Reviews get the right eyes. A pull request to BillingCalculator is a billing change, full stop. The right people know to look, and nobody has to reason about whether your billing tweak also moved the export or the UI copy.
Tests get smaller. A class with one reason to change has one axis of behaviour to cover. You are not writing a test matrix that crosses billing rules with export formats with display strings, because those no longer live together. This is the same instinct behind pure functions: the fewer reasons a unit has to behave differently, the less you have to pin down to trust it.
Collaborators become swappable. Once billing logic sits in its own class, you can hand it to the code that needs it rather than hard-wiring it in. That is exactly the seam dependency injection relies on, and the two principles tend to show up together - SRP tells you where to cut, DI tells you how to reconnect the pieces.
When you don't need it
SRP is a response to a real force - two actors pulling one class in different directions - and if that force isn't present, splitting is just ceremony.
A script with one reader has one actor: you. A fifty-line data-munging script that you run and throw away doesn't have competing stakeholders. Carving it into Loader, Transformer and Writer classes buys you nothing but indirection.
Don't split by verb. A class with open, read and close is not violating SRP just because that is three methods. Those all serve the same actor for the same reason. SRP is about reasons to change, not method counts, and over-splitting on verbs is how you end up with the class-per-function sprawl that gives the principle a bad name.

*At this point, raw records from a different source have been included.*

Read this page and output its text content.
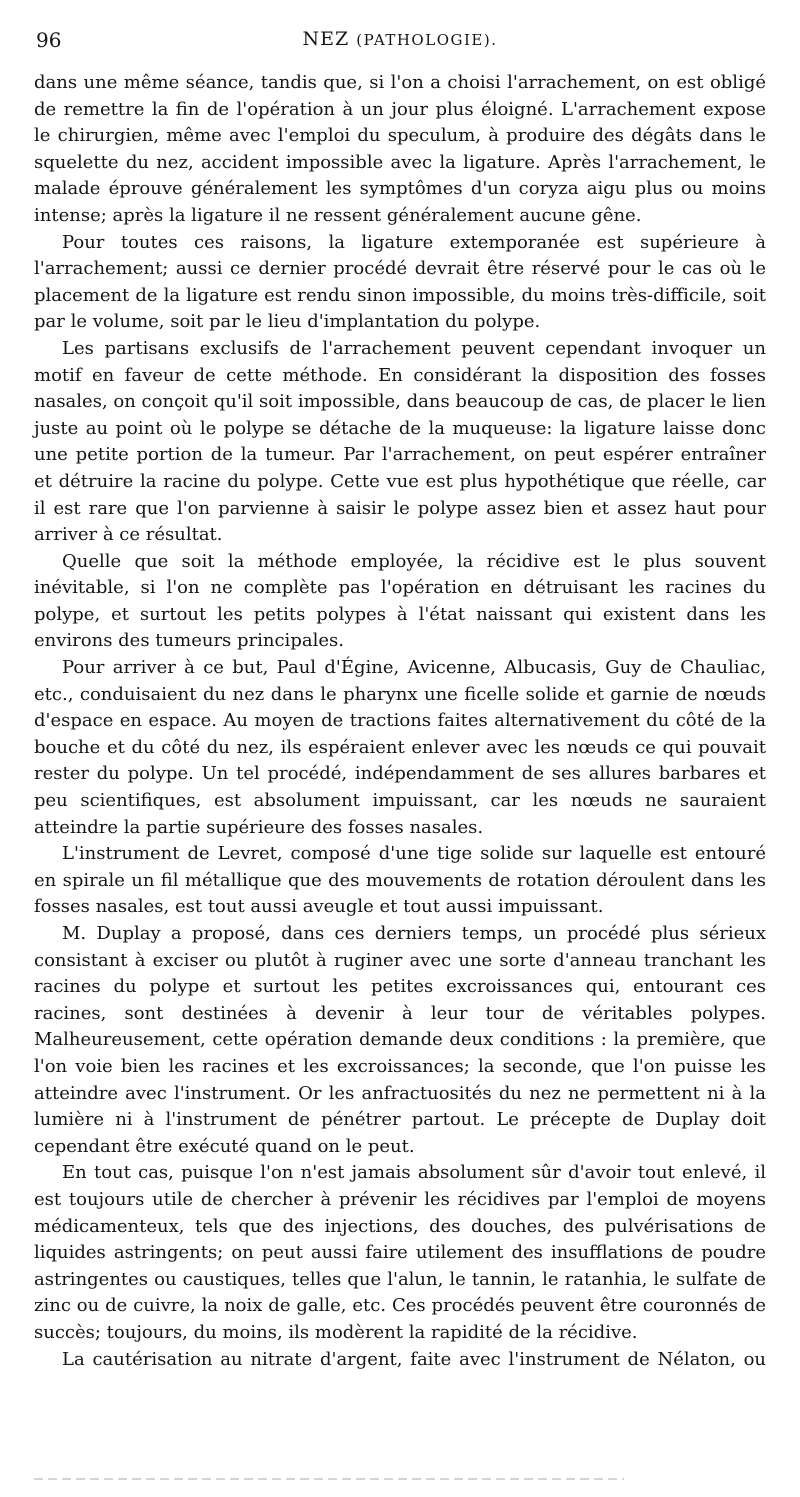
96	NEZ (PATHOLOGIE).

dans une même séance, tandis que, si l'on a choisi l'arrachement, on est obligé de remettre la fin de l'opération à un jour plus éloigné. L'arrachement expose le chirurgien, même avec l'emploi du speculum, à produire des dégâts dans le squelette du nez, accident impossible avec la ligature. Après l'arrachement, le malade éprouve généralement les symptômes d'un coryza aigu plus ou moins intense; après la ligature il ne ressent généralement aucune gêne.

Pour toutes ces raisons, la ligature extemporanée est supérieure à l'arrachement; aussi ce dernier procédé devrait être réservé pour le cas où le placement de la ligature est rendu sinon impossible, du moins très-difficile, soit par le volume, soit par le lieu d'implantation du polype.

Les partisans exclusifs de l'arrachement peuvent cependant invoquer un motif en faveur de cette méthode. En considérant la disposition des fosses nasales, on conçoit qu'il soit impossible, dans beaucoup de cas, de placer le lien juste au point où le polype se détache de la muqueuse: la ligature laisse donc une petite portion de la tumeur. Par l'arrachement, on peut espérer entraîner et détruire la racine du polype. Cette vue est plus hypothétique que réelle, car il est rare que l'on parvienne à saisir le polype assez bien et assez haut pour arriver à ce résultat.

Quelle que soit la méthode employée, la récidive est le plus souvent inévitable, si l'on ne complète pas l'opération en détruisant les racines du polype, et surtout les petits polypes à l'état naissant qui existent dans les environs des tumeurs principales.

Pour arriver à ce but, Paul d'Égine, Avicenne, Albucasis, Guy de Chauliac, etc., conduisaient du nez dans le pharynx une ficelle solide et garnie de nœuds d'espace en espace. Au moyen de tractions faites alternativement du côté de la bouche et du côté du nez, ils espéraient enlever avec les nœuds ce qui pouvait rester du polype. Un tel procédé, indépendamment de ses allures barbares et peu scientifiques, est absolument impuissant, car les nœuds ne sauraient atteindre la partie supérieure des fosses nasales.

L'instrument de Levret, composé d'une tige solide sur laquelle est entouré en spirale un fil métallique que des mouvements de rotation déroulent dans les fosses nasales, est tout aussi aveugle et tout aussi impuissant.

M. Duplay a proposé, dans ces derniers temps, un procédé plus sérieux consistant à exciser ou plutôt à ruginer avec une sorte d'anneau tranchant les racines du polype et surtout les petites excroissances qui, entourant ces racines, sont destinées à devenir à leur tour de véritables polypes. Malheureusement, cette opération demande deux conditions : la première, que l'on voie bien les racines et les excroissances; la seconde, que l'on puisse les atteindre avec l'instrument. Or les anfractuosités du nez ne permettent ni à la lumière ni à l'instrument de pénétrer partout. Le précepte de Duplay doit cependant être exécuté quand on le peut.

En tout cas, puisque l'on n'est jamais absolument sûr d'avoir tout enlevé, il est toujours utile de chercher à prévenir les récidives par l'emploi de moyens médicamenteux, tels que des injections, des douches, des pulvérisations de liquides astringents; on peut aussi faire utilement des insufflations de poudre astringentes ou caustiques, telles que l'alun, le tannin, le ratanhia, le sulfate de zinc ou de cuivre, la noix de galle, etc. Ces procédés peuvent être couronnés de succès; toujours, du moins, ils modèrent la rapidité de la récidive.

La cautérisation au nitrate d'argent, faite avec l'instrument de Nélaton, ou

Wait for the second actor to actually appear. If two behaviours happen to sit together today and only one person has ever asked to change either, leaving them together is fine. Split when a second owner shows up, not in anticipation of one who might. Merging back is harder than it sounds, so don't pre-fragment on a guess. Sometimes the honest move is a single guard clause and a comment, not a new class.
The takeaway
Forget "a class should do one thing." The word thing is doing no work and causing every argument. Ask instead: who can walk in and ask me to change this? If the answer names two different people - billing and the data team, design and finance, the API team and the reporting team - you have two responsibilities, and today's tidy shared helper is tomorrow's cross-team bug. One class, one reason to change, one person to answer to. That is the whole principle, and it is far more useful than counting things.